Ford was trying to pull Wampler's sidearm out of its holster, Wampler told investigators, and at one point yelled to Villegas, "Shoot him. You got to stop him."
Villegas fired twice. Wampler fired once with a backup revolver he kept in his protective vest, according to the report.
Consideration was given to the "totality of the circumstances," the report stated before rendering the Board's finding: "The deficient tactics used by Officer A, and the inappropriate detention of the Subject that led to the subsequent altercation, rendered the use of deadly force unreasonable and out of policy."
Officer perception of an imminent deadly threat has long been the standard for determining whether a use of deadly force was justifiable. But the actions that led to that life-or-death situation must also be considered, according to a ruling upheld in 2013 by the California Supreme Court in the case of Hayes v. County of San Diego.

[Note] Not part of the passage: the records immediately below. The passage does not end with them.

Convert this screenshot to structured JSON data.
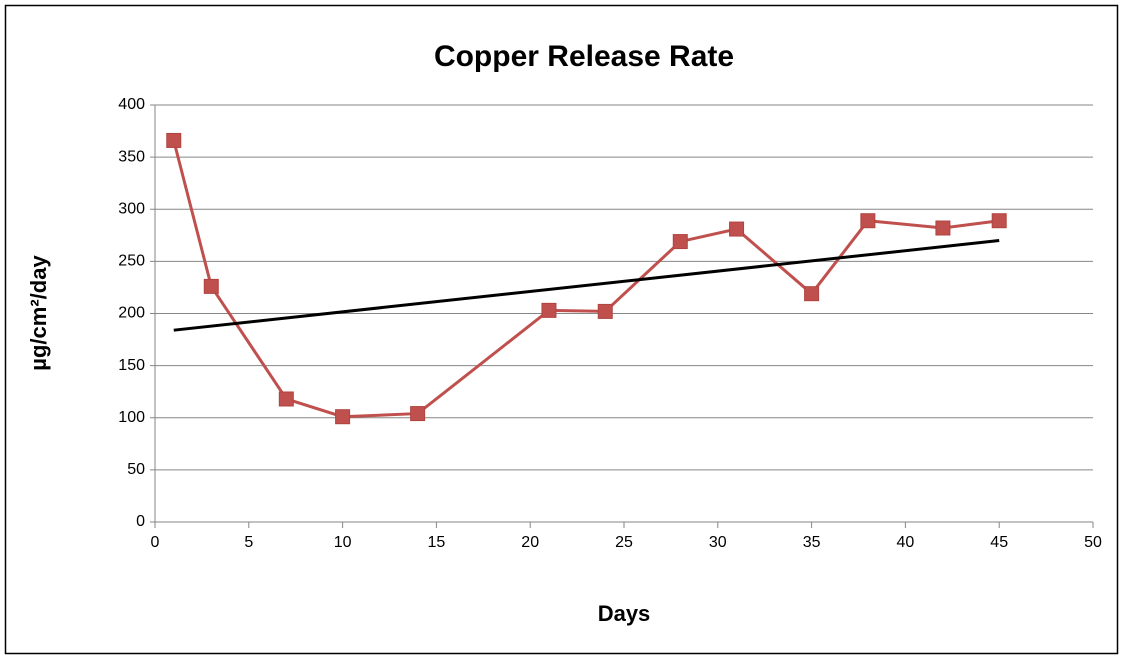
{
  "chart_data": {
    "type": "line",
    "title": "Copper Release Rate",
    "xlabel": "Days",
    "ylabel": "µg/cm²/day",
    "x": [
      1,
      3,
      7,
      10,
      14,
      21,
      24,
      28,
      31,
      35,
      38,
      42,
      45
    ],
    "values": [
      366,
      226,
      118,
      101,
      104,
      203,
      202,
      269,
      281,
      219,
      289,
      282,
      289
    ],
    "color": "#c0504d",
    "trendline": {
      "x": [
        1,
        45
      ],
      "values": [
        184,
        270
      ],
      "color": "#000000"
    },
    "xlim": [
      0,
      50
    ],
    "xticks": [
      0,
      5,
      10,
      15,
      20,
      25,
      30,
      35,
      40,
      45,
      50
    ],
    "ylim": [
      0,
      400
    ],
    "yticks": [
      0,
      50,
      100,
      150,
      200,
      250,
      300,
      350,
      400
    ],
    "grid": true
  }
}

Villegas was found to have made less serious tactical errors. The Board "found that, at the time he used deadly force, Officer B had an objectively reasonable belief that the Subject's actions presented an imminent threat of death or serious bodily injury. Officer B's pre-shooting conduct had not significantly contributed to the circumstances he then faced. Rather, Officer B was responding to assist Officer A. As such, the (Board) found Officer B's use of lethal force to be in policy."
Ford, 25, had a developmental disability and would often walk the streets at night near his family's South LA home, his mother Tritobia Ford has said.
The Inspector General's report also revealed what police had never previously disclosed: that what led the officers to approach Ford was a suspicion he had illegal narcotics.
The officers told investigators they intended to have a "consensual encounter," but when they approached, Ford walked away, and then bent over behind a bush. Wampler thought the man was trying to dispose of drugs, and it was there that Wampler grabbed Ford's shoulder in an attempt to handcuff him, the investigation concluded.
In his report, Chief Charlie Beck concluded that the actions of both officers appeared to be within policy.
Now that Beck has been overruled by the commission, he must consider discipline as serious as termination for Wampler.
"I respect the process and the decision made in this matter," reads in part a written statement from Beck released Tuesday evening.
In Lally's view, the crucial finding is that it was reasonable for the officers to perceive a deadly threat.
"I have all the confidence in the world the Chief will make the right call and there will be no discipline," Lally said.
Ford's mother said she believes department discipline is not enough and called on District Attorney Jackie Lacey to file criminal charges.
The matter is now under review, according to a statement released Wednesday by Lacey's office.
"Prosecutors are awaiting supplemental materials from the civil case involving Ford's death," it stated, referring to the wrongful death suit filed by Ford's family.
"The focus of the review is to determine whether the filing of criminal charges is warranted," read the statement. "When a decision is made, the public will be notified."
In contrast, department disciplinary decisions are considered personnel matters subject to privacy protections and routinely are not disclosed.